EXILADOS PRONTOS A TUDO
Imane também está muito preocupada com a situação na própria cidade. Ela explica que, desde 24 de Junho, a situação se deteriorou muito em Oujda, que era uma cidade onde os exilados podiam descansar antes de continuarem a sua viagem. Mas agora há incursões, deportações para o centro de Marrocos, e mesmo expulsões para a Argélia. Da Silva confirma: "Há muitas expulsões na fronteira. E por vezes as autoridades argelinas enviam pessoas de volta ao Níger, onde têm de iniciar a sua viagem a partir do zero.
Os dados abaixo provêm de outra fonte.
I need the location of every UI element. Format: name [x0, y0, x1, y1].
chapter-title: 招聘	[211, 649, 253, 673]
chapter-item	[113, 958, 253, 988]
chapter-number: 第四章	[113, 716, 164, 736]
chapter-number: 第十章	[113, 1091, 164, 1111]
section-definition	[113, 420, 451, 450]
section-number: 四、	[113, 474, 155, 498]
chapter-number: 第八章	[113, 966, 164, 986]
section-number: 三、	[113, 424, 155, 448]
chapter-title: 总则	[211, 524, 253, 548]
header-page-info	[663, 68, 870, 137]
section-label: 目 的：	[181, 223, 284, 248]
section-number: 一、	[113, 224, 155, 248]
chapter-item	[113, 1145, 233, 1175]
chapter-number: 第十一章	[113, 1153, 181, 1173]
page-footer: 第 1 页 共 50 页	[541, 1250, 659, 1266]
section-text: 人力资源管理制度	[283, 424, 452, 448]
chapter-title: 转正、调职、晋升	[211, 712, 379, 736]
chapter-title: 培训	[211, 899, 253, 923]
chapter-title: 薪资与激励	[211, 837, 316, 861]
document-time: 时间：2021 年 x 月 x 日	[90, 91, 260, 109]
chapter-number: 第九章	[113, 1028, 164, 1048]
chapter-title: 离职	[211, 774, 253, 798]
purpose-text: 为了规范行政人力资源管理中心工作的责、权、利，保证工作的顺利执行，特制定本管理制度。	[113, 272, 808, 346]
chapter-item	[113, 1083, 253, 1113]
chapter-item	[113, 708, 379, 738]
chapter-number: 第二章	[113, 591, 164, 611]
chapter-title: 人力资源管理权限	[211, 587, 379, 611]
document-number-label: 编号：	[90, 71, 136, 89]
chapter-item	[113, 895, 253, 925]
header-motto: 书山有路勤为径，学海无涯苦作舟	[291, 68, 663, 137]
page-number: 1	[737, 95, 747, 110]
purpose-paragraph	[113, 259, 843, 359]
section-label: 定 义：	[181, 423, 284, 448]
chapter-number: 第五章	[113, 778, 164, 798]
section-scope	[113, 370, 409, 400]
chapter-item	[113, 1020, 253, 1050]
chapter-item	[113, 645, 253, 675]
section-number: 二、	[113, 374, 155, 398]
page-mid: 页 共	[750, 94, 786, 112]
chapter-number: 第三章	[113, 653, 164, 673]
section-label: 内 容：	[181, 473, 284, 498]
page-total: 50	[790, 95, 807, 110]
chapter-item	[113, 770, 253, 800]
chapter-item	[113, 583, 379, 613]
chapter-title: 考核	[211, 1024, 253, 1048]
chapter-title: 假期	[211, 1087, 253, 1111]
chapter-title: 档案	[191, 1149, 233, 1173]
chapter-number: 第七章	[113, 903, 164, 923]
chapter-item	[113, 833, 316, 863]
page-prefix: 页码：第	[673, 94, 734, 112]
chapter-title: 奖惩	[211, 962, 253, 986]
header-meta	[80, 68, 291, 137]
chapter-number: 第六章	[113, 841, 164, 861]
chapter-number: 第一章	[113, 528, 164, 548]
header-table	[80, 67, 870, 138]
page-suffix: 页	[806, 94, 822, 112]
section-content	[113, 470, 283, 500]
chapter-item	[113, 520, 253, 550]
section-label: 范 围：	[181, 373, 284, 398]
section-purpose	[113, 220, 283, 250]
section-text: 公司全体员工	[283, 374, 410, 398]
Perto da igreja de Saint-Louis-d'Anjou, um dos poucos lugares que acolhe exilados, especialmente menores, falamos com alguns sudaneses que acabam de chegar à cidade. Eles estão perdidos, como Ahmad (não o seu verdadeiro nome): "Não sabemos para onde ir, dormimos lá fora. Se a polícia nos apanhar, podem mandar-nos de volta para a Argélia. Outro relata ter passado pela Líbia, onde passou um ano na prisão, libertado apenas quando a sua família pagou o resgate de 1.000 euros. Quando lhes perguntamos se não têm medo de tentar a sua sorte em Melilla, um deles bate no peito: "Sei o que aconteceu a 24 de Junho, mas a primeira vez que vi pessoas serem mortas, tinha apenas 3 anos de idade. E os meus três irmãos mais velhos foram mortos a tiro em Darfur. Por isso...".
Todos eles dizem estar prontos para iniciar a marcha para Nador, a cerca de 150 quilómetros de distância. O facto de não serem autorizados a embarcar nos autocarros só irá atrasar a sua viagem. Nada os fará voltar para trás. Como diz Rock, desafiando as barreiras de Melilla do seu pequeno quarto em Oujda: "Eles podem erguer um muro de 14 metros, ainda vamos tentar. Morres ou passas".